Il 28 gennaio scorso un attacco terroristico suicida a Kabul ha ucciso una ventina di persone. Tra le vittime Hamida Barmaki, commissario per i diritti dell’infanzia che aveva trascorso un anno all’Alma Mater

All’esterno del supermercato Finest di Kabul, in Afghanistan, venerdì scorso una bomba ha provocato l’ennesima strage, rivendicata dai Talebani, come riportano i media internazionali. Hamida Barmaki ha perso la vita assieme a tutta la famiglia: il marito Massoud Yama e quattro figli tra i 14 e i 2 anni. Insegnava diritto civile all’Università di Kabul e nel 2005 aveva passato un intero anno all’Alma Mater, assieme ad altri quattro studenti afgani.


"Ricordo bene quando il professor Massimo Papa mi propose - ci racconta Roberto Grandi, allora prorettore alle Relazioni internazionali -  di ospitare cinque studenti afghani, di cui una donna con le sue  figlie. La decisione di accogliere questa richiesta era conseguenza dello spirito di responsabilità sociale che gli atenei dovrebbero avere nel tentare di aiutare a formare la classe intellettuale e dirigente dei paesi in difficoltà". "Non è stata una impresa facile – prosegue - trovare i finanziamenti per gli alloggi, per le spese quotidiane e sistemazioni adeguate, ma siamo riusciti perché c'è stata una grande e sincera partecipazione da parte di tanti".


Hamida era venuta a Bologna dopo essersi laureata a Kabul in Law and Political Science. Aveva deciso di frequentare il Master bolognese in Development Innovation and Change (MiDIC), dove si era tra l’altro distinta per un elaborato dal titolo "Women and Reconstruction in Afghanistan: Afghan Women’s Integration in Labor Market and Development of ICTs". Al ritorno in Afghanistan aveva insegnato come professore associato di diritto civile e si era particolarmente adoperata nella promozione dei diritti dell’infanzia collaborando, con l’Unicef e ricoprendo l’incarico di commissario per i diritti dell’infanzia della Afghan Independent Human Rights Commission. Aveva inoltre dimostrato il proprio impegno anche nella difesa dei diritti delle donne nei paesi islamici, essendo autrice di libretti informativi su questo tema e membro del consiglio delle donne del suo ateneo.

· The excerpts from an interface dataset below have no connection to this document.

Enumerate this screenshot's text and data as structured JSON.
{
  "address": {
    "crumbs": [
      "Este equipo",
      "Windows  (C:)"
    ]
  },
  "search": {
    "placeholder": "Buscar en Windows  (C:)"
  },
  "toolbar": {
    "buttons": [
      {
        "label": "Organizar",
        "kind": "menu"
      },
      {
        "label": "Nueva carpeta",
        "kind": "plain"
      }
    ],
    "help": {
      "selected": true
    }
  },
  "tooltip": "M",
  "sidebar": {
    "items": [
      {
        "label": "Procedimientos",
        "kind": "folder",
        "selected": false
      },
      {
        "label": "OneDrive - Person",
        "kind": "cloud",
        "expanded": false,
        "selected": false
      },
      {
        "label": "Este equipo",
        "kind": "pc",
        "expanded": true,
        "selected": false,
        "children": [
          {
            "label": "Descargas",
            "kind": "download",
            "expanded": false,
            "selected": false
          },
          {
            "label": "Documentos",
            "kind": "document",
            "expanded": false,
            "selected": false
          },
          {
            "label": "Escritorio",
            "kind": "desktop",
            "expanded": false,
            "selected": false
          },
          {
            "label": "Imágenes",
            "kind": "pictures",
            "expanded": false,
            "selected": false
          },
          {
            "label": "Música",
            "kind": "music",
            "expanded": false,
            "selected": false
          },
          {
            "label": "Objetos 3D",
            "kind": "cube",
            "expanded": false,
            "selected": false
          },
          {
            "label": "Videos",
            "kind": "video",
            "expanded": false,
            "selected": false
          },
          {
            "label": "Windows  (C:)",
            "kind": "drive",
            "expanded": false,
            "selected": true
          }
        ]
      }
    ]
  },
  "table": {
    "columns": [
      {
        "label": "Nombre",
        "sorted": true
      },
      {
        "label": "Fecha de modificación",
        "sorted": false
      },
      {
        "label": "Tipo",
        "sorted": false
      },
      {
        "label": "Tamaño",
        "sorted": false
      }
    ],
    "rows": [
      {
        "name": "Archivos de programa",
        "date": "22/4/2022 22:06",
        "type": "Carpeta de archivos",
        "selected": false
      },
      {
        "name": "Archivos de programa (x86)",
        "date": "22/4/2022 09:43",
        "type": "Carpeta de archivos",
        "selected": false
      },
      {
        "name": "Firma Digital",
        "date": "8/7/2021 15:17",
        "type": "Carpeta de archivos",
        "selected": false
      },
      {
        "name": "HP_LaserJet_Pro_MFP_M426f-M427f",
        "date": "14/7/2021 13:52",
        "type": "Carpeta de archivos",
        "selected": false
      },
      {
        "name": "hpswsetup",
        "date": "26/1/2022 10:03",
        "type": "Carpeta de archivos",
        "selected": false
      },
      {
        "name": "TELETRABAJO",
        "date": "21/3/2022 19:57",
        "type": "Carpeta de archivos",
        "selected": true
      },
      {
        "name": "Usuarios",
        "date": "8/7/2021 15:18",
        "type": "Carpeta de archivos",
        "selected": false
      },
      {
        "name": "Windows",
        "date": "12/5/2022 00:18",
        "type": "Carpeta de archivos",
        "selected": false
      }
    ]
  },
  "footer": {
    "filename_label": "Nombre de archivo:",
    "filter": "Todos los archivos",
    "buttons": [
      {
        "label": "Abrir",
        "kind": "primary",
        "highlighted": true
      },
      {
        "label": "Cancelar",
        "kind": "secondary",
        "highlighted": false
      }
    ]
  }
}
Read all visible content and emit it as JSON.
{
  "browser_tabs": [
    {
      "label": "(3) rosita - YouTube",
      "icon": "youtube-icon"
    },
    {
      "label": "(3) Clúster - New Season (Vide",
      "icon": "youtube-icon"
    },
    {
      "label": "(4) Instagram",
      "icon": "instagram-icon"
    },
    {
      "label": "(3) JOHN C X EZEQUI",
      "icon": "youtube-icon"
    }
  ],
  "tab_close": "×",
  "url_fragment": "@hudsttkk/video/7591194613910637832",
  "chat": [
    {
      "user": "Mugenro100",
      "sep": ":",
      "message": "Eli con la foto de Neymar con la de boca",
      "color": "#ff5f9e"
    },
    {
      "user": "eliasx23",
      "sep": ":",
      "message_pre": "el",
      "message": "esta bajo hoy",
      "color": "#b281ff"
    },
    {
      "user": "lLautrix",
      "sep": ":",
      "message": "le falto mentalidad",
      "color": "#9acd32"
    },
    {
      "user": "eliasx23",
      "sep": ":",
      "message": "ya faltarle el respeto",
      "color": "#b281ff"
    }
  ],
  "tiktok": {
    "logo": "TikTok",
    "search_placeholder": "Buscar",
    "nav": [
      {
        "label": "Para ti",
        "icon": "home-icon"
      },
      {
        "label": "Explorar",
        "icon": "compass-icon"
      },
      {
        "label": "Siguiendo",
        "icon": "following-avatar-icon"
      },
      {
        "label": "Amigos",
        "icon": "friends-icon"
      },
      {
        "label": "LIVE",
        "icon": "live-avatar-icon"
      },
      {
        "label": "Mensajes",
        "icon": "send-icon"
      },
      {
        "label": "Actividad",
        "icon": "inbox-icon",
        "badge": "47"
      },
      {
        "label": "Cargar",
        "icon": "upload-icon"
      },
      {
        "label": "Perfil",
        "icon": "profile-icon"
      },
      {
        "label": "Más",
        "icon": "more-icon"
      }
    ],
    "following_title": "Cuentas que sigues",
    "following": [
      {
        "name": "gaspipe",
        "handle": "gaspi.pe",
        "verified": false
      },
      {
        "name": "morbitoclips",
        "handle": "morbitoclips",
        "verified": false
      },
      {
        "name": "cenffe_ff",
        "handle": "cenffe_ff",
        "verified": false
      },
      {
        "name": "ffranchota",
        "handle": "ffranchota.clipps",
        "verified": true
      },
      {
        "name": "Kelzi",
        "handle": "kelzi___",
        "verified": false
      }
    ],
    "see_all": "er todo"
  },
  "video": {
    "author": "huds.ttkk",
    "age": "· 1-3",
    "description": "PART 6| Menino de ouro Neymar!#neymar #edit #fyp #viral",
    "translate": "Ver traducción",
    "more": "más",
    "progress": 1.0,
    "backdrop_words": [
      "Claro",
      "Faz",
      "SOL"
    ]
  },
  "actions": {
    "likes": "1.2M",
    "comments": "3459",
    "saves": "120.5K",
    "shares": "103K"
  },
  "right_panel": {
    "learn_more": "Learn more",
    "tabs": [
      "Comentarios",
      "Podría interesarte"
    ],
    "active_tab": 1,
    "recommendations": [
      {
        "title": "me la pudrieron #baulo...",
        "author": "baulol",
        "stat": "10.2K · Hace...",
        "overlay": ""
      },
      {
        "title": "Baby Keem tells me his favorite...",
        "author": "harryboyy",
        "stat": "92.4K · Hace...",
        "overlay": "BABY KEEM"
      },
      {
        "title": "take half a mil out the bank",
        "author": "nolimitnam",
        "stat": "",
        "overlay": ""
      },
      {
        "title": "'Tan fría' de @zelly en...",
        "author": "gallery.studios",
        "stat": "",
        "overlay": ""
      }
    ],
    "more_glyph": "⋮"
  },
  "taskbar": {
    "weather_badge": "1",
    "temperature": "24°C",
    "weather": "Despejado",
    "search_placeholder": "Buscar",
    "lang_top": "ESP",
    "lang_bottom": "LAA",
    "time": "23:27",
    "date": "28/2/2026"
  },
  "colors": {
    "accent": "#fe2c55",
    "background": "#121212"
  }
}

"Hamida aveva trovato presso il nostro Ateneo amicizia e solidarietà, oltre che occasioni di studio e ricerca"- ricorda Gilberto Antonelli, Presidente del MiDIC."La presenza a Bologna di Hamida e degli altri studenti afgani aveva portato nell’ambito del Master alla mobilitazione di tante giovani energie desiderose di aiutare i loro studi ed i loro progressi. Successivamente al loro ritorno a Kabul, il professor Papa ed io seguimmo la complessa vicenda del riconoscimento del titolo di studio acquisito a Bologna, che, con l’aiuto dell’Ambasciata italiana, si concluse positivamente. Tante energie investite per nulla? No, malgrado il senso di impotenza che questa vicenda ci comunica, essa segnala anche che la nostra università riesce ad essere vicina ai giovani e alle donne che cercano di cambiare ed innovare il mondo. Questo è testimoniato anche dal fatto che gli altri quattro colleghi afgani sono uniti a noi nel ricordarla".